Cora Bissett and David Greig’s award-winning musical has been performed in venues across the UK since its debut at Citizens Theatre in 2012.
It now returns for a tour of Scotland and Ireland – and among the cast is Polmont actress and singer, Kara Swinney.
Kara is fresh from a run of performances at Stirling’s Macrobert Centre, where she has enjoyed playing the title role in ‘Sleeping Cutie’, this year’s fun-filled pantomime which attracted rave reviews from critics and audiences alike.
With just one week off, it’s just as well that performing in ‘Glasgow Girls’ is nothing new for Kara who was part of a sell-out tour in 2017, playing to audiences across the UK.
“I’ve loved being in it,” she said. “It’s really nice it’s getting another chance and in some bigger theatres.”
Kara, who trained in musical theatre at the Conservatoire of Scotland, also toured the UK last year with another hit musical, ‘Sunshine on Leith’, based around the songs of The Proclaimers.
The musical ‘Glasgow Girls’ is packed with vibrant song and dance numbers – but at its heart is an inspiring real-life story of seven teenagers from Drumchapel.
Their lives changed forever in 2005 when their school friend and her asylum-seeking family were forcibly taken from their home to be deported.
The self-titled Glasgow Girls took a stand to fight for her rights, and ultimately the rights of all children of asylum seekers.
“I think the juxtaposition works really well – especially for those who don’t know the story” said Kara.
“It opens with a big musical number and when it starts to get serious it comes out of nowhere which makes a big impact.”
Writer and deviser Cora Bissett explains that the more she found out about the girls, the more she felt a musical was the ideal way to tell their story.
She said: “It was the girls’ energy and can-do spirit that made me feel this story should be sung.
“It was a celebration of solidarity, of a group of teenage girls realising they could affect the world they live in.”
Cora developed the show with the playwright David Greig and enlisted several songwriters – but she was adamant that the truth of the story should not be lost in the dramatisation.

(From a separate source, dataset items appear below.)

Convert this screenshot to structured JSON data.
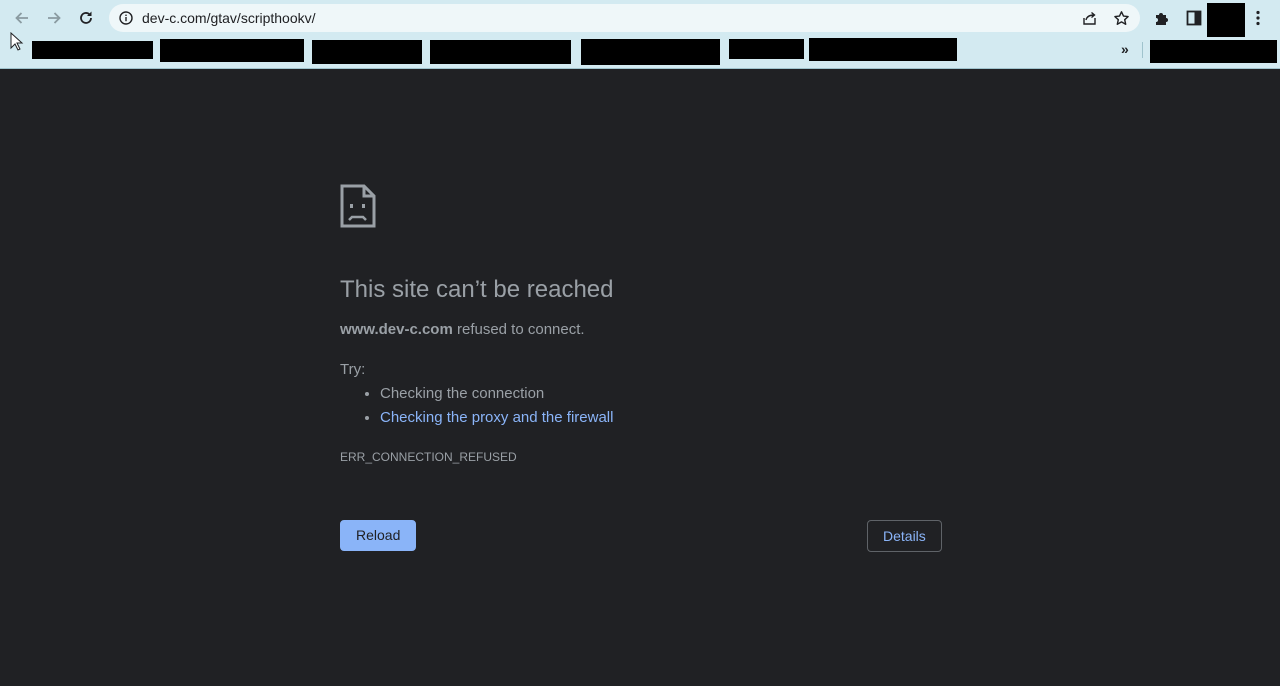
{
  "browser": {
    "url": "dev-c.com/gtav/scripthookv/",
    "more_bookmarks_label": "»"
  },
  "icons": {
    "back": "arrow-left-icon",
    "forward": "arrow-right-icon",
    "reload": "reload-icon",
    "site_info": "info-icon",
    "share": "share-icon",
    "bookmark": "star-icon",
    "extensions": "puzzle-icon",
    "side_panel": "side-panel-icon",
    "menu": "kebab-menu-icon",
    "error": "sad-page-icon"
  },
  "error_page": {
    "title": "This site can’t be reached",
    "host": "www.dev-c.com",
    "message": " refused to connect.",
    "try_label": "Try:",
    "suggestions": [
      "Checking the connection",
      "Checking the proxy and the firewall"
    ],
    "error_code": "ERR_CONNECTION_REFUSED",
    "reload_label": "Reload",
    "details_label": "Details"
  },
  "colors": {
    "chrome_bg": "#d3eaf1",
    "page_bg": "#202124",
    "text": "#9aa0a6",
    "link": "#8ab4f8"
  }
}
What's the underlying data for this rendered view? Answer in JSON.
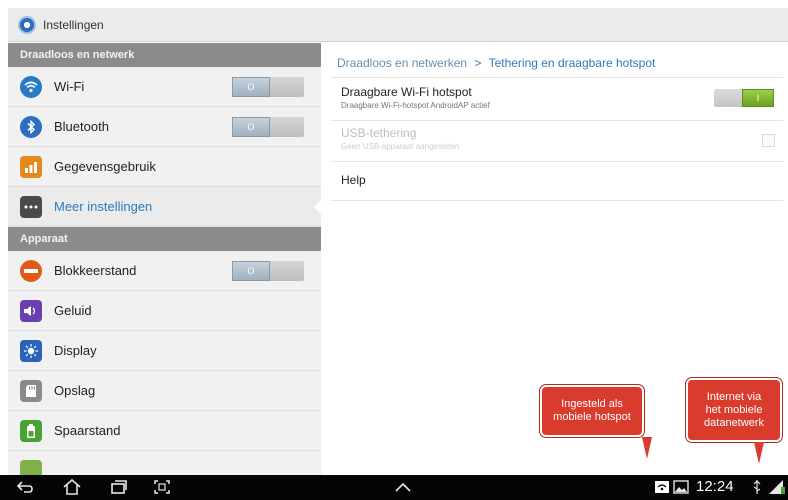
{
  "header": {
    "title": "Instellingen",
    "icon": "settings-gear-icon"
  },
  "sidebar": {
    "sections": [
      {
        "label": "Draadloos en netwerk"
      },
      {
        "label": "Apparaat"
      }
    ],
    "items": [
      {
        "label": "Wi-Fi",
        "icon": "wifi-icon",
        "toggle": "O",
        "color": "#2a7bc1"
      },
      {
        "label": "Bluetooth",
        "icon": "bluetooth-icon",
        "toggle": "O",
        "color": "#2a6fc0"
      },
      {
        "label": "Gegevensgebruik",
        "icon": "data-usage-icon",
        "color": "#e58a1a"
      },
      {
        "label": "Meer instellingen",
        "icon": "more-icon",
        "color": "#4a4a4a"
      },
      {
        "label": "Blokkeerstand",
        "icon": "block-icon",
        "toggle": "O",
        "color": "#e15a1b"
      },
      {
        "label": "Geluid",
        "icon": "sound-icon",
        "color": "#6a3fb2"
      },
      {
        "label": "Display",
        "icon": "display-icon",
        "color": "#2b63b8"
      },
      {
        "label": "Opslag",
        "icon": "storage-icon",
        "color": "#8a8a8a"
      },
      {
        "label": "Spaarstand",
        "icon": "battery-saver-icon",
        "color": "#4aa234"
      }
    ]
  },
  "content": {
    "breadcrumb": {
      "parent": "Draadloos en netwerken",
      "separator": ">",
      "current": "Tethering en draagbare hotspot"
    },
    "prefs": [
      {
        "title": "Draagbare Wi-Fi hotspot",
        "subtitle": "Draagbare Wi-Fi-hotspot AndroidAP actief",
        "toggle": "I",
        "enabled": true
      },
      {
        "title": "USB-tethering",
        "subtitle": "Geen USB-apparaat aangesloten",
        "enabled": false
      },
      {
        "title": "Help",
        "enabled": true
      }
    ]
  },
  "annotations": {
    "hotspot": [
      "Ingesteld als",
      "mobiele hotspot"
    ],
    "network": [
      "Internet via",
      "het mobiele",
      "datanetwerk"
    ]
  },
  "navbar": {
    "time": "12:24",
    "buttons": [
      "back-icon",
      "home-icon",
      "recent-apps-icon",
      "screenshot-icon",
      "up-chevron-icon"
    ],
    "status_icons": [
      "hotspot-status-icon",
      "gallery-icon",
      "usb-icon",
      "signal-icon"
    ]
  }
}
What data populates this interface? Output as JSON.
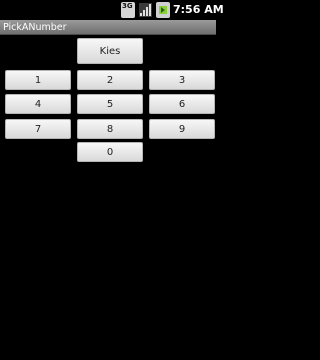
{
  "status_bar": {
    "network_label": "3G",
    "time": "7:56 AM",
    "icons": [
      "3g-icon",
      "signal-icon",
      "battery-icon"
    ]
  },
  "title_bar": {
    "title": "PickANumber"
  },
  "main": {
    "kies_label": "Kies",
    "keys": [
      {
        "label": "1"
      },
      {
        "label": "2"
      },
      {
        "label": "3"
      },
      {
        "label": "4"
      },
      {
        "label": "5"
      },
      {
        "label": "6"
      },
      {
        "label": "7"
      },
      {
        "label": "8"
      },
      {
        "label": "9"
      },
      {
        "label": "0"
      }
    ]
  },
  "colors": {
    "background": "#000000",
    "title_bar": "#808080",
    "button": "#e6e6e6",
    "battery_accent": "#8bd03a"
  }
}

The play’s message of welcoming all cultures continues to be as relevant as it was when she wrote it in 2010.
“It brings compassion back to the people at the centre of these crises, and personalises their stories, so that we as an audience can connect our humanity with theirs,” she said.
Glasgow Girls is at the King’s Theatre, Glasgow, from January 15-19 and in the King’s Theatre, Edinburgh, from January 23-26. It will then tour across Scotland and Ireland.